Cairn is a Kubernetes operator that automatically rightsizes workload resource requests based on actual observed usage. It is JVM-aware — for Java workloads it reads heap, non-heap, and GC metrics directly from a lightweight in-process agent to produce accurate recommendations and manage -Xmx/-Xms flags.

Why Cairn?

Most workloads in Kubernetes are over-provisioned. CPU and memory requests are set conservatively at deploy time and rarely revisited. This wastes cluster capacity and drives up costs.

Generic VPA solutions treat Java workloads like any other process.
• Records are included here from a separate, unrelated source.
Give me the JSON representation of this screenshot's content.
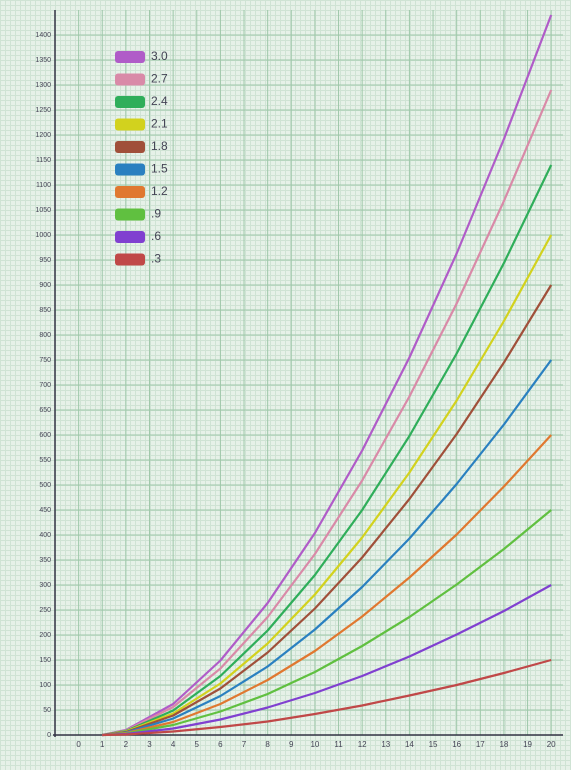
{
  "chart_data": {
    "type": "line",
    "x": [
      1,
      2,
      4,
      6,
      8,
      10,
      12,
      14,
      16,
      18,
      20
    ],
    "xlim": [
      -1,
      20.5
    ],
    "xticks": [
      0,
      1,
      2,
      3,
      4,
      5,
      6,
      7,
      8,
      9,
      10,
      11,
      12,
      13,
      14,
      15,
      16,
      17,
      18,
      19,
      20
    ],
    "ylim": [
      0,
      1450
    ],
    "yticks": [
      0,
      50,
      100,
      150,
      200,
      250,
      300,
      350,
      400,
      450,
      500,
      550,
      600,
      650,
      700,
      750,
      800,
      850,
      900,
      950,
      1000,
      1050,
      1100,
      1150,
      1200,
      1250,
      1300,
      1350,
      1400
    ],
    "grid": true,
    "legend": "upper-left",
    "series": [
      {
        "name": "3.0",
        "color": "#b05cc8",
        "values": [
          0,
          10,
          62,
          149,
          264,
          404,
          569,
          755,
          963,
          1192,
          1440
        ]
      },
      {
        "name": "2.7",
        "color": "#d98aa8",
        "values": [
          0,
          9,
          56,
          133,
          236,
          362,
          509,
          677,
          863,
          1068,
          1290
        ]
      },
      {
        "name": "2.4",
        "color": "#2fae5a",
        "values": [
          0,
          8,
          49,
          118,
          209,
          320,
          450,
          598,
          763,
          944,
          1140
        ]
      },
      {
        "name": "2.1",
        "color": "#d2d21e",
        "values": [
          0,
          7,
          43,
          103,
          183,
          281,
          395,
          525,
          669,
          828,
          1000
        ]
      },
      {
        "name": "1.8",
        "color": "#a0503a",
        "values": [
          0,
          6,
          39,
          93,
          165,
          253,
          355,
          472,
          602,
          745,
          900
        ]
      },
      {
        "name": "1.5",
        "color": "#2a80c0",
        "values": [
          0,
          5,
          33,
          78,
          137,
          211,
          296,
          393,
          502,
          621,
          750
        ]
      },
      {
        "name": "1.2",
        "color": "#e07830",
        "values": [
          0,
          4,
          26,
          62,
          110,
          168,
          237,
          315,
          401,
          497,
          600
        ]
      },
      {
        "name": ".9",
        "color": "#60c040",
        "values": [
          0,
          3,
          20,
          47,
          82,
          126,
          178,
          236,
          301,
          372,
          450
        ]
      },
      {
        "name": ".6",
        "color": "#8040d0",
        "values": [
          0,
          2,
          13,
          31,
          55,
          84,
          118,
          157,
          201,
          248,
          300
        ]
      },
      {
        "name": ".3",
        "color": "#c04848",
        "values": [
          0,
          1,
          7,
          16,
          27,
          42,
          59,
          79,
          100,
          124,
          150
        ]
      }
    ]
  }
}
The JVM manages its own heap — what the OS sees as memory usage is not the whole picture. Without understanding heap vs. non-heap, GC overhead, and the effect of -Xmx, recommendations are either too tight (causing OOMKills) or too loose (wasting memory).

Cairn solves both problems:

  • Continuous recommendations based on a configurable rolling window of observed usage
  • JVM-aware memory sizing using real heap metrics, not container working-set bytes
  • Automatic -Xmx management so heap ceilings match recommendations and don't drift
  • Burst detection with a hysteresis state machine to handle load spikes without thrashing
  • Observation window ensures sufficient data is collected before the first auto apply
  • Configurable actuation — recommend only, dry-run, or automatic apply with a change threshold and cooldown

Key features

Feature Description
JVM-aware sizing Uses heap P95, non-heap P95, GC overhead, and direct buffers from the cairn-agent
Automatic Xmx management Sets -Xmx/-Xms via JAVA_TOOL_OPTIONS so the JVM heap ceiling tracks the recommendation
Burst detection Normal → Bursting state machine with configurable thresholds and hysteresis
GC pressure scaling High GC overhead inflates both CPU and heap target via a single gcOverheadWeight knob
Observation window minObservationWindow (default 24h) prevents premature applies before sufficient data is collected
Apply cooldown minApplyInterval prevents rapid re-applies during load spikes or JVM warmup restarts
Three modes recommend (observe only), dry-run (log what would change), auto (apply)
Two update strategies restart (rolling restart, works everywhere) and in-place (no restart, requires k8s 1.27+)
Cluster-wide policies ClusterRightsizePolicy applies across namespaces with configurable namespace selectors

How it works

  1. A mutating webhook detects Java pods and injects the cairn-agent JAR via JAVA_TOOL_OPTIONS.
  2. The agent exposes JVM metrics (heap, non-heap, GC overhead, direct buffers) on a Prometheus-compatible endpoint.
  3. The policy controller queries VictoriaMetrics and runs the recommender engine to produce a RightsizeRecommendation per workload.
  4. The recommendation controller runs the actuator engine: waits for minObservationWindow, checks the change threshold, respects minApplyInterval, then applies the recommendation (resource requests + JVM flags) to the workload.